Das hatte mich berührt. Meine Kinder kannten mein Herz. Sie wussten, es ist mein
Anliegen, sie zu lieben. Und sie kannten mein Herz.
Ich hatte dann über diese Geschichte am Abend noch nachgedacht und mir überlegt:
Wenn Gott doch ein viel besserer Vater ist, als ich es bin – und das ist er zweifelsohne – dann muss doch sein Herz mir gegenüber noch viel liebevoller, viel wärmer
sein, als ich es als Vater gegenüber meinen Kindern sein kann. Das hat mir geholfen,
dass mein Vertrauen zu Gott gewachsen ist. Das hilft mir zu glauben und zu vertrauen, dass ich wirklich so sehr von ihm geliebt bin, dass er, wäre ich der einzigste Sünder auf der Welt, auch nur für mich, für mich allein, gestorben wäre.
Es gibt für mich ein Wort aus dem Lukasevangelium, über das ich schon oft nachgedacht habe und dessen Tiefe ich immer noch versuche auszuloten.
Lk. 11, 13
Wenn nun ihr, die ihr böse seid, euren Kindern gute Gaben geben könnt, wie viel mehr wird der
Vater im Himmel den heiligen Geist geben denen, die ihn bitten!

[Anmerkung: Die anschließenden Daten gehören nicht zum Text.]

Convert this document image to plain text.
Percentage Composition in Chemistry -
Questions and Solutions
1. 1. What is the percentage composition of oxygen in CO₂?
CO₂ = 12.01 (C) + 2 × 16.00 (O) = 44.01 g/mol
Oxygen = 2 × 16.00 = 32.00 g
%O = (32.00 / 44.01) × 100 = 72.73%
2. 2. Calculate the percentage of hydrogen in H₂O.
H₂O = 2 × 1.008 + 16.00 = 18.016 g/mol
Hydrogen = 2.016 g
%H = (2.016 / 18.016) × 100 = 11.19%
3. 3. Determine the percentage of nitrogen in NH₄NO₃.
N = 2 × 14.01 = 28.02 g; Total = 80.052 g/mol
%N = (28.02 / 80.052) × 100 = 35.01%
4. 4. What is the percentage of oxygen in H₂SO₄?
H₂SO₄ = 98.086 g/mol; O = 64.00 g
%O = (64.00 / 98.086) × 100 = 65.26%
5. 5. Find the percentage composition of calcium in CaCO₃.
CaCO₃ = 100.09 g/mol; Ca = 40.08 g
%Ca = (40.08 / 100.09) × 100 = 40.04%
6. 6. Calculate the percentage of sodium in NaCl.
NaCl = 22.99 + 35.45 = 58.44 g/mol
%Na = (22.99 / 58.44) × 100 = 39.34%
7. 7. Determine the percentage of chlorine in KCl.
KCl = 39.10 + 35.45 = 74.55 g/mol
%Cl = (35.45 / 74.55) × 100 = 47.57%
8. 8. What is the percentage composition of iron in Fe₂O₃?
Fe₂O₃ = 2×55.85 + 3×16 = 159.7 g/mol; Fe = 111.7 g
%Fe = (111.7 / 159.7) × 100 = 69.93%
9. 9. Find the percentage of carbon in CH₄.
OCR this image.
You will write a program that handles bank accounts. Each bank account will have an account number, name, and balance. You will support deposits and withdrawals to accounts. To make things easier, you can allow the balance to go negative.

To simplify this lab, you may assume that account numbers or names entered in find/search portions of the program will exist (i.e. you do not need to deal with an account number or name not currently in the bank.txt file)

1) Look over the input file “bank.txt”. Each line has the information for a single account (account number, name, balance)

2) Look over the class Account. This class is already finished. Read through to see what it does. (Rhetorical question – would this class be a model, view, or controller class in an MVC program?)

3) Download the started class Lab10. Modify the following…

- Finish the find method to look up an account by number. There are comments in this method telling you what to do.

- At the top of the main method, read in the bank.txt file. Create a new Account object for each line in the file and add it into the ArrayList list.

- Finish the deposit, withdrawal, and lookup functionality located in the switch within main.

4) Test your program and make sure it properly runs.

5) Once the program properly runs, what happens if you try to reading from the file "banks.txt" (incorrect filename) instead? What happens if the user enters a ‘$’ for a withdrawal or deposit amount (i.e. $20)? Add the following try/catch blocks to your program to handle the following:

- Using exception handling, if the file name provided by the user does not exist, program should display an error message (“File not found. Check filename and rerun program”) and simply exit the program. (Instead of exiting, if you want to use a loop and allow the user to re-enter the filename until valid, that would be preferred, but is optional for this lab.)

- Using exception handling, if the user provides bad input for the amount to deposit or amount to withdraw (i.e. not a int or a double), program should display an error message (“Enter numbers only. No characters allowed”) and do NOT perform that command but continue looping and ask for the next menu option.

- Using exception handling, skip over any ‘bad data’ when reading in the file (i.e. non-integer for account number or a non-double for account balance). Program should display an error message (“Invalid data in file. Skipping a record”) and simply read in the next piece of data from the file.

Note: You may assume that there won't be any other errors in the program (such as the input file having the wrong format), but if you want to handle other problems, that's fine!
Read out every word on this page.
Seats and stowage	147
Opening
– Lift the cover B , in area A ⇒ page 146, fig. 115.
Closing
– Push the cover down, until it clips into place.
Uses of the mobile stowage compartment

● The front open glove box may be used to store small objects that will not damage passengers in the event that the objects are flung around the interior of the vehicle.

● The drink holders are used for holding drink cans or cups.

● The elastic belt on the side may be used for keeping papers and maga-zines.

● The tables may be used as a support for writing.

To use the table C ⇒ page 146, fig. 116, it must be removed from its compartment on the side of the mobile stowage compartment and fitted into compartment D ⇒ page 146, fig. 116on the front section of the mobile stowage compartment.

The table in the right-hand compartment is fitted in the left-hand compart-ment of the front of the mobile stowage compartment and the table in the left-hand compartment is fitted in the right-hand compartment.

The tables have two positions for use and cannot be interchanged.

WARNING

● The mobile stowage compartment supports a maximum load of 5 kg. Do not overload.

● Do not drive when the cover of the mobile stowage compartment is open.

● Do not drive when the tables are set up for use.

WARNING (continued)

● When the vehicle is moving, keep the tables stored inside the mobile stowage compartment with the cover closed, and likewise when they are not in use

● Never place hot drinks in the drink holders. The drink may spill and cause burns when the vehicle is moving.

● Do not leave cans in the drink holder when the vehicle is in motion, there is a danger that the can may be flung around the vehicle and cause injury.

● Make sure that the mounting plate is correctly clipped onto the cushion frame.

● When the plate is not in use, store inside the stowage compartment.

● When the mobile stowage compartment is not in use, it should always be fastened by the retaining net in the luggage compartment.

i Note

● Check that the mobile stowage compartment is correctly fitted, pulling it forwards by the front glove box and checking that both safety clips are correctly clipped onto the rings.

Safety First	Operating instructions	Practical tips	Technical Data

Andere Übersetzungen sagen: Um wie viel mehr wird der Vater im Himmel Gutes
geben denen, die ihn bitten.
Wenn wir den liebenden Vater immer mehr vertrauen, glaube ich, wird uns das in
eine immer größere Freiheit führen. Es lohnt sich, die Beziehung zu wagen. Es gibt
eine Mechanik der Freiheit. Manche leben mit Gott wie in einer müde gewordenen,
alten Vernunftehe: „Wohin soll ich denn gehen, Gott, ich hab ja nichts anderes, also
bleib ich bei dir, aber Liebe, Liebe ist das nicht mehr.“
Das hat mich auf einen Weg gebracht, auf dem ich immer noch unterwegs bin. Ein
Weg, auf dem ich es lernen möchte, meinem Gott immer besser zu vertrauen.
Gott verurteilt mich nicht. Ich brauche mich nicht zu verurteilen. Er ist ein Vater, dem
ich vertrauen kann.
Christen sind Menschen, die Gott immer mehr vertrauen / Uli Limpf / Seite -7-
Ich kann und will nicht sagen, dass mein Leben und mein Christsein ein Leben ist,
das permanent und kühnlich seinem Gott vertraut. Nein, auch heute kenne ich Phasen, wo mich Fragen plagen, wo ich neu darum ringen muss, meinem Gott zu vertrauen. Deshalb sage ich nicht: „Christen sind Menschen, die Gott vertrauen“, sondern „Christen sind Menschen, die Gott immer mehr vertrauen.“ Es ist ein Weg –
aber auf diesem Weg will ich unterwegs sein.
Vielleicht noch einige konkrete Fragen zum Schluss:
• In welchem Gebiet meines Lebens fällt es mir schwer, Gott zu vertrauen?
• Welche Hindernisse spüre ich auf meinem Weg zum Vertrauen (Misstrauen,
Angst, Bitterkeit ...)?
• Was könnte mir helfen, Gott als guten Vater zu sehen?